VIENNA, Austria (Bloomberg) — OPEC kept forecasts for global oil supply and demand unchanged in its last monthly assessment before members meet to review the market.
The 13 nations of the Organization of Petroleum Exporting Countries pumped 32.44 MMbopd in April, slightly less than will be required in the third quarter. Production rose as gains in Iran and Iraq compensated for losses in Nigeria and Kuwait. Investment by the global oil industry through 2018 will slump to less than half the amount spent from 2012 to 2014 following the collapse in prices, OPEC said.
Oil prices have rebounded more than 75% from the lows reached in February as U.S. shale production falters, signaling that Saudi Arabia’s strategy to re-balance oversupplied world markets is taking effect. OPEC, which failed to complete an accord with non-members last month on capping output, has no current plans to revive supply limits when ministers meet on June 2, six delegates said on May 4.
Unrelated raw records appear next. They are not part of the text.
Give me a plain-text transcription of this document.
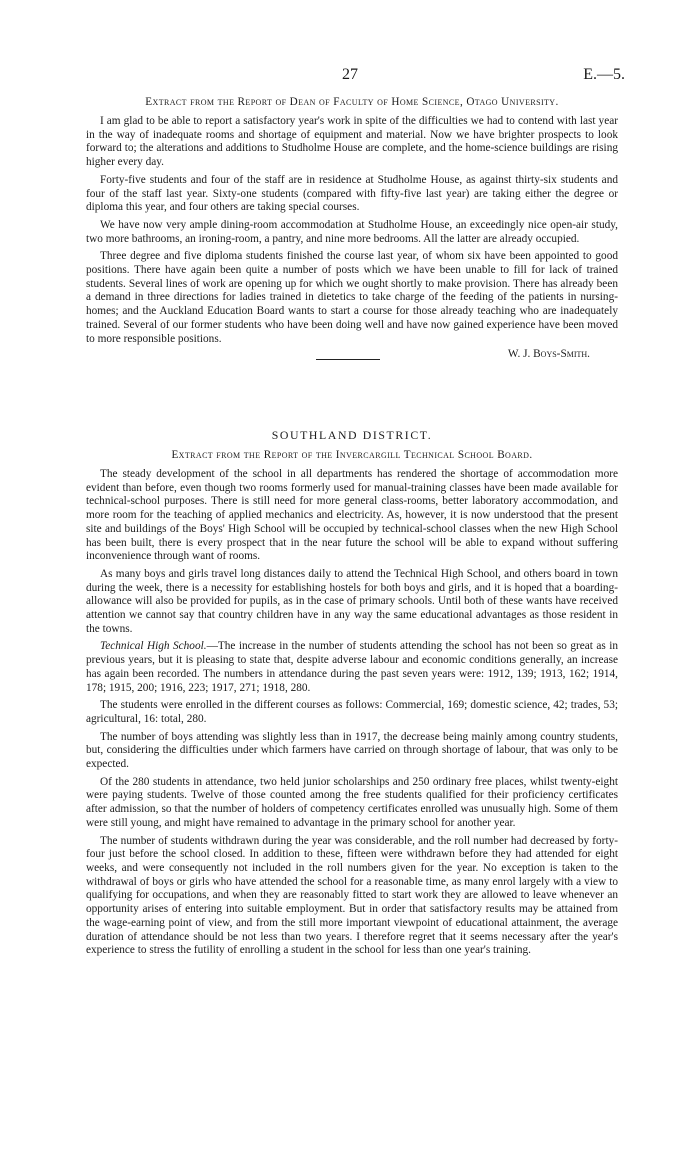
27	E.—5.
Extract from the Report of Dean of Faculty of Home Science, Otago University.

I am glad to be able to report a satisfactory year's work in spite of the difficulties we had to contend with last year in the way of inadequate rooms and shortage of equipment and material. Now we have brighter prospects to look forward to; the alterations and additions to Studholme House are complete, and the home-science buildings are rising higher every day.

Forty-five students and four of the staff are in residence at Studholme House, as against thirty-six students and four of the staff last year. Sixty-one students (compared with fifty-five last year) are taking either the degree or diploma this year, and four others are taking special courses.

We have now very ample dining-room accommodation at Studholme House, an exceedingly nice open-air study, two more bathrooms, an ironing-room, a pantry, and nine more bedrooms. All the latter are already occupied.

Three degree and five diploma students finished the course last year, of whom six have been appointed to good positions. There have again been quite a number of posts which we have been unable to fill for lack of trained students. Several lines of work are opening up for which we ought shortly to make provision. There has already been a demand in three directions for ladies trained in dietetics to take charge of the feeding of the patients in nursing-homes; and the Auckland Education Board wants to start a course for those already teaching who are inadequately trained. Several of our former students who have been doing well and have now gained experience have been moved to more responsible positions.

W. J. Boys-Smith.
SOUTHLAND DISTRICT.
Extract from the Report of the Invercargill Technical School Board.

The steady development of the school in all departments has rendered the shortage of accommodation more evident than before, even though two rooms formerly used for manual-training classes have been made available for technical-school purposes. There is still need for more general class-rooms, better laboratory accommodation, and more room for the teaching of applied mechanics and electricity. As, however, it is now understood that the present site and buildings of the Boys' High School will be occupied by technical-school classes when the new High School has been built, there is every prospect that in the near future the school will be able to expand without suffering inconvenience through want of rooms.

As many boys and girls travel long distances daily to attend the Technical High School, and others board in town during the week, there is a necessity for establishing hostels for both boys and girls, and it is hoped that a boarding-allowance will also be provided for pupils, as in the case of primary schools. Until both of these wants have received attention we cannot say that country children have in any way the same educational advantages as those resident in the towns.

Technical High School.—The increase in the number of students attending the school has not been so great as in previous years, but it is pleasing to state that, despite adverse labour and economic conditions generally, an increase has again been recorded. The numbers in attendance during the past seven years were: 1912, 139; 1913, 162; 1914, 178; 1915, 200; 1916, 223; 1917, 271; 1918, 280.

The students were enrolled in the different courses as follows: Commercial, 169; domestic science, 42; trades, 53; agricultural, 16: total, 280.

The number of boys attending was slightly less than in 1917, the decrease being mainly among country students, but, considering the difficulties under which farmers have carried on through shortage of labour, that was only to be expected.

Of the 280 students in attendance, two held junior scholarships and 250 ordinary free places, whilst twenty-eight were paying students. Twelve of those counted among the free students qualified for their proficiency certificates after admission, so that the number of holders of competency certificates enrolled was unusually high. Some of them were still young, and might have remained to advantage in the primary school for another year.

The number of students withdrawn during the year was considerable, and the roll number had decreased by forty-four just before the school closed. In addition to these, fifteen were withdrawn before they had attended for eight weeks, and were consequently not included in the roll numbers given for the year. No exception is taken to the withdrawal of boys or girls who have attended the school for a reasonable time, as many enrol largely with a view to qualifying for occupations, and when they are reasonably fitted to start work they are allowed to leave whenever an opportunity arises of entering into suitable employment. But in order that satisfactory results may be attained from the wage-earning point of view, and from the still more important viewpoint of educational attainment, the average duration of attendance should be not less than two years. I therefore regret that it seems necessary after the year's experience to stress the futility of enrolling a student in the school for less than one year's training.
“It is widely recognized that an adequate return on investment is needed to maintain production levels, as well as to allow for the growth,” the group’s Vienna-based research department said in the monthly report. “A return to balance is a shared interest among consumers and producers alike.”
OPEC production increased by 188,200 bopd last month to 32.44 MMbopd, according to the report. While the group’s supply has typically exceeded the required amount in recent months, April output is about 380,000 bopd below the 32.8 MMbopd that OPEC estimates will be needed in the third quarter. That potential shortfall is a further indication the organization’s policy is working.
Global oil demand will increase by 1.2 MMbpd, or 1.3%, this year to 94.18 MMbpd, according to the report. Supplies from outside the group will shrink by 740,000 bopd to 56.4 MMbopd.